Avec une concentration paisible, Biff s'attela aux détails du journal étalé devant lui. Il lisait sans s'interrompre, avec application, mais, par habitude, une partie de lui-même demeurait attentive à ce qui se passait autour de lui. Jake Blount continuait à parler et frappait souvent la table de son poing. Le muet buvait de la bière à petites gorgées. Mick marchait nerveusement autour de la radio et fixait les clients du regard. Biff lut chaque mot du premier journal et écrivit quelques notes dans les marges.
Soudain, il leva des yeux surpris. Il ferma brusquement sa bouche ouverte dans un bâillement. La radio se mettait à diffuser une vieille chanson qui datait de l'époque où Alice et lui étaient fiancés. « Just a Baby's Prayer at Twilight ».

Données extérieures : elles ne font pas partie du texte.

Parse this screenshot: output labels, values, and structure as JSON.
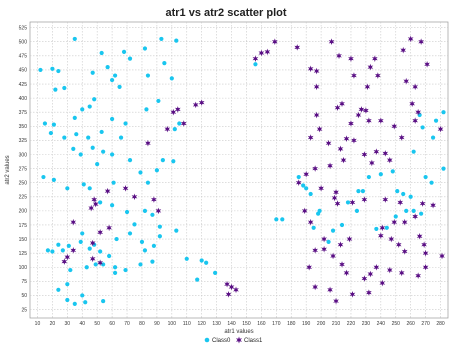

Ils avaient pris le tramway un dimanche pour Old Sardis Lake et il avait loué un canot. Au coucher du soleil, tandis qu'elle chantait, il l'accompagna à la mandoline. Elle portait un chapeau de marin, et lorsqu'il passa le bras autour de sa taille, elle… Alice…
Une nasse capturant les sensations perdues. Biff plia les journaux et les reposa sous le comptoir. Il se tenait tantôt sur un pied, tantôt sur l'autre. Finalement, il interpella Mick à travers la salle. « Tu n'écoutes pas, n'est-ce pas ? »
Mick éteignit la radio. « Non. Il n'y a rien ce soir. »
Il chasserait tous ces souvenirs de ses pensées, et se concentrerait sur autre chose. Il se pencha par-dessus le comptoir, examina les clients un à un, puis s'arrêta sur le muet à la table au centre du café. Il vit Mick s'approcher peu à peu de lui, et s'asseoir à son invitation. Singer désigna quelque chose sur la carte et la serveuse apporta un Coca-Cola. Personne à part un paumé comme un sourd-muet, coupé d'autrui, ne demanderait à une jeune fille normale de s'asseoir à la table où il buvait en compagnie d'un homme. Blount et Mick ne quittaient pas Singer des yeux. Ils parlaient, et l'expression du muet changeait tandis qu'il les observait. C'était un curieux phénomène. La raison était-elle en eux ou en lui ? Singer était parfaitement immobile, les mains dans les poches, et, parce qu'il ne disait mot, il paraissait supérieur. Que pensait ce type et que comprenait-il ? Que savait-il ?
Deux fois au cours de la soirée, Biff avança vers la table au centre, mais chaque fois il s'arrêta. Après leur départ, il se demandait encore ce qu'il y avait chez ce muet — et au point du jour, dans son lit, il retournait des questions et des solutions dans sa tête, en vain. L'énigme s'était enracinée en lui. Elle le tracassait insidieusement et le laissait troublé. Quelque chose clochait.